8. Hukuk Dairesi 2009/7340 E. , 2010/3052 K.
"İçtihat Metni"MAHKEMESİ :Sulh Hukuk Mahkemesi
DAVA TÜRÜ : Tapu İptali ve Tescil
Kadir Kayabidi ile Hazine aralarındaki tapu iptali ve tescil davasının kabulüne dair Yıldızeli Sulh Hukuk Mahkemesinden verilen 23.09.2009 gün ve 406/289 sayılı hükmün Yargıtay"ca incelenmesi davalı Hazine vekili tarafından süresinde istenilmiş olmakla dosya incelendi gereği düşünüldü:
K A R A R
Davacı ..., Hazine adına kadastro çalışmaları sırasında tespit ve tescil edilen 104 ada 134 sayılı parsel içerisinde mevkii ve sınırlarını açıkladığı 10000 ve 6000 m2 yüzölçümlü yerler bakımından Hazinenin tapu kaydının iptali ile her iki parça taşınmazın adına tapuya kayıt ve tesciline karar verilmesini istemiştir.
Davalı Hazine vekili, davanın reddine karar verilmesini savunmuştur.
Mahkemece,teknik bilirkişi tarafından 104 ada 134 sayılı parsel içerisinde A ve B harfleriyle gösterilen taşınmaz bölümleri yönünden Hazinenin tapu kaydının iptali ile anılan kısımların davacı adına tapuya kayıt ve tesciline karar verilmesi üzerine; hüküm davalı Hazine vekili tarafından temyiz edilmiştir.

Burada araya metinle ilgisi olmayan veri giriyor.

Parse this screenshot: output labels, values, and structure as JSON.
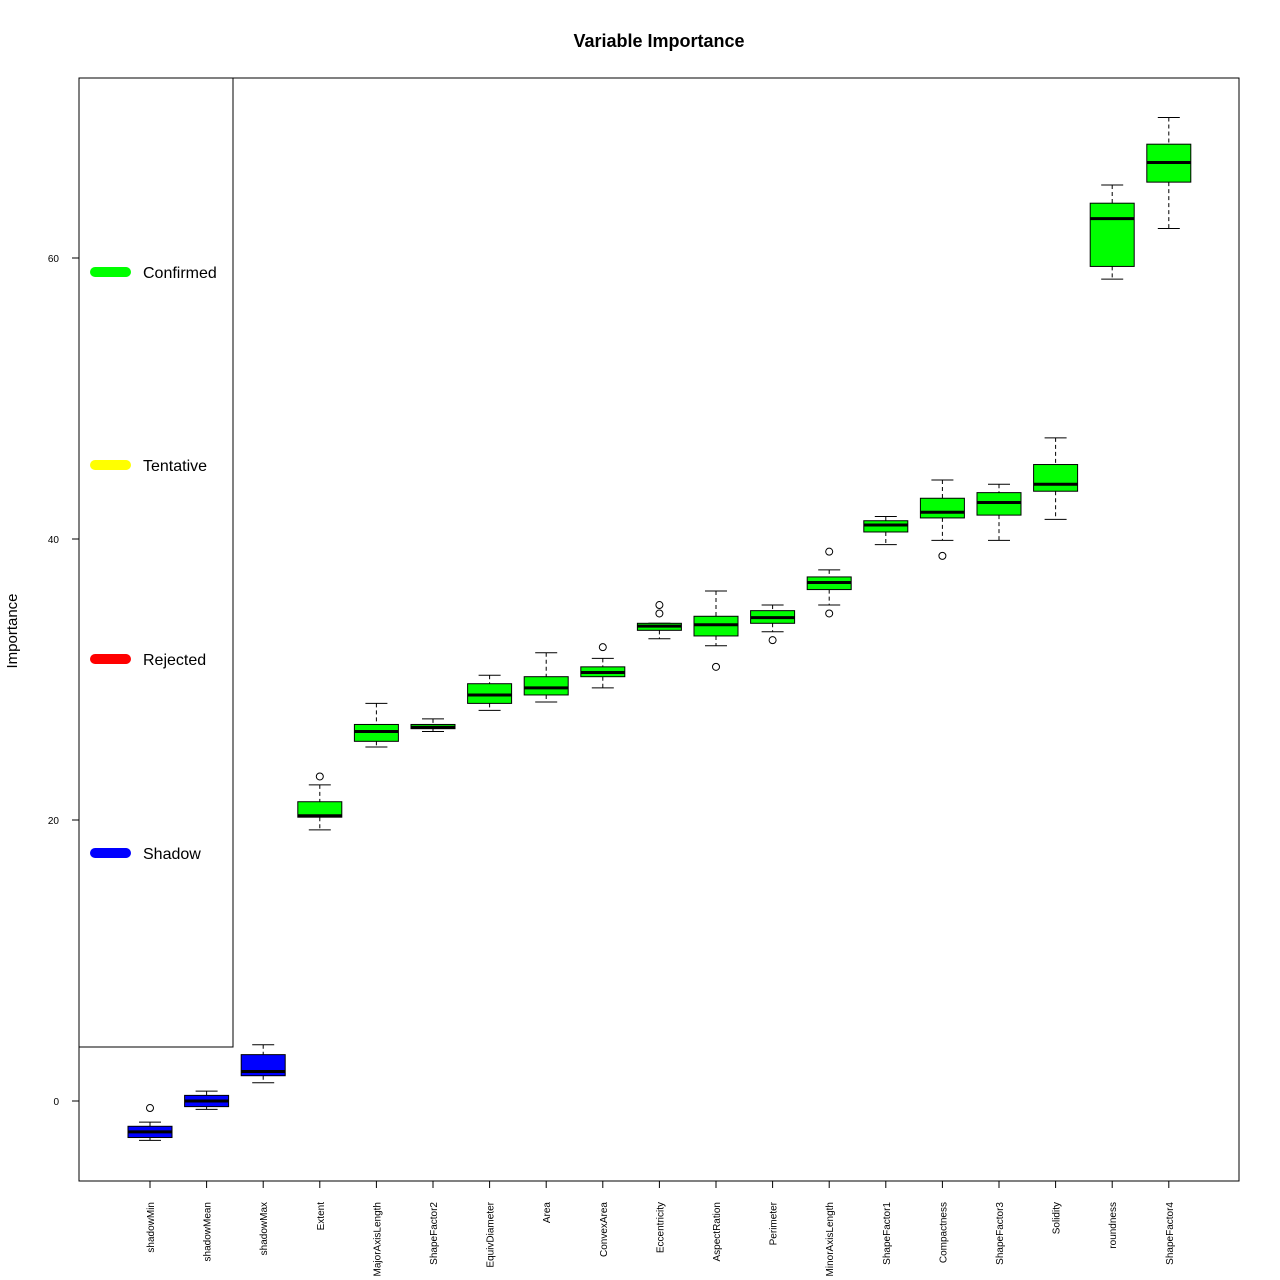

Dava, kazanmayı sağlayan zilyetlik ve eklemeli zilyetlik hukuksal sebeplerine dayalı olarak TMK.nun 713/1, 996 ve 3402 sayılı Kadastro Kanununun 14.maddesi gereğince açılan mülkiyetin aktarılmasına ilişkin tapu iptali ve tescil davasıdır.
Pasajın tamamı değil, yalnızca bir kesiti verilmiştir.